"...the God we worship is still the God of details and is still indignant when we reject His commandments for the sake of our traditions. One example will have to do here: it is abundantly clear that Jesus instituted a meal that involved wine, not unfermented grape juice, and at several points in this point, we have examined some reasons for His choice of wine. Yet, in our great wisdom, we have decided that wine is so dangerous that it has no place in the House of the Lord on the Sabbath day, while ignoring the fact that the danger of wine is precisely one of the reasons for drinking it.

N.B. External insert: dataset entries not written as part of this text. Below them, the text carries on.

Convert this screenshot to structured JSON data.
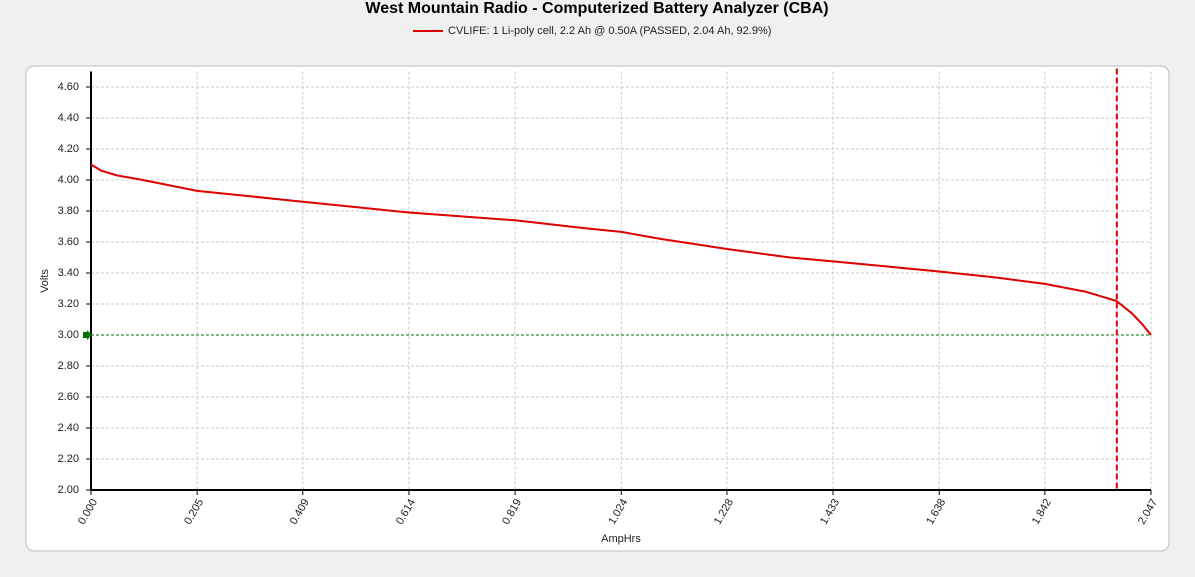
{
  "chart_data": {
    "type": "line",
    "title": "West Mountain Radio - Computerized Battery Analyzer (CBA)",
    "x_label": "AmpHrs",
    "y_label": "Volts",
    "x": [
      0,
      0.02,
      0.05,
      0.1,
      0.205,
      0.409,
      0.614,
      0.819,
      0.95,
      1.024,
      1.1,
      1.228,
      1.35,
      1.433,
      1.638,
      1.75,
      1.842,
      1.92,
      1.98,
      2.01,
      2.03,
      2.047
    ],
    "series": [
      {
        "name": "CVLIFE: 1 Li-poly cell, 2.2 Ah @ 0.50A (PASSED, 2.04 Ah, 92.9%)",
        "color": "#dd0000",
        "values": [
          4.1,
          4.06,
          4.03,
          4.0,
          3.93,
          3.86,
          3.79,
          3.74,
          3.69,
          3.665,
          3.62,
          3.555,
          3.5,
          3.475,
          3.41,
          3.37,
          3.33,
          3.28,
          3.22,
          3.14,
          3.07,
          3.0
        ]
      }
    ],
    "xlim": [
      0,
      2.047
    ],
    "ylim": [
      2.0,
      4.7
    ],
    "xticks": [
      {
        "value": 0,
        "label": "0.000"
      },
      {
        "value": 0.205,
        "label": "0.205"
      },
      {
        "value": 0.409,
        "label": "0.409"
      },
      {
        "value": 0.614,
        "label": "0.614"
      },
      {
        "value": 0.819,
        "label": "0.819"
      },
      {
        "value": 1.024,
        "label": "1.024"
      },
      {
        "value": 1.228,
        "label": "1.228"
      },
      {
        "value": 1.433,
        "label": "1.433"
      },
      {
        "value": 1.638,
        "label": "1.638"
      },
      {
        "value": 1.842,
        "label": "1.842"
      },
      {
        "value": 2.047,
        "label": "2.047"
      }
    ],
    "yticks": [
      {
        "value": 2.0,
        "label": "2.00"
      },
      {
        "value": 2.2,
        "label": "2.20"
      },
      {
        "value": 2.4,
        "label": "2.40"
      },
      {
        "value": 2.6,
        "label": "2.60"
      },
      {
        "value": 2.8,
        "label": "2.80"
      },
      {
        "value": 3.0,
        "label": "3.00"
      },
      {
        "value": 3.2,
        "label": "3.20"
      },
      {
        "value": 3.4,
        "label": "3.40"
      },
      {
        "value": 3.6,
        "label": "3.60"
      },
      {
        "value": 3.8,
        "label": "3.80"
      },
      {
        "value": 4.0,
        "label": "4.00"
      },
      {
        "value": 4.2,
        "label": "4.20"
      },
      {
        "value": 4.4,
        "label": "4.40"
      },
      {
        "value": 4.6,
        "label": "4.60"
      }
    ],
    "grid": true,
    "y_reference": {
      "value": 3.0,
      "color": "#007000"
    },
    "x_reference": {
      "value": 1.981,
      "color": "#dd0000"
    }
  }
}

"More generally, contempt for the Lord's table is contempt for the Lord of the table, and this is true for the church as it was for ancient Israel. Matthew Henry wisely applied these verses of Malachi to 'those who live in careless neglect of holy ordinances.' If this is the case, man churches today live in open contempt of their Lord. The Lord has provided a generous meal for His people; we have a sacrifice from which even those who served in the temple had no right to eat. Yet we complain that it makes the service too long and is inconvenient and it is repetitive and it is boring and maybe the roast in the oven will burn. 'My, how tiresome it is,' we sniff (Malachi 1:13), and thereby prove ourselves sons of Esau."
-- Peter J. Leithart, Blessed Are the Hungry: Meditations on the Lord's Supper, 116.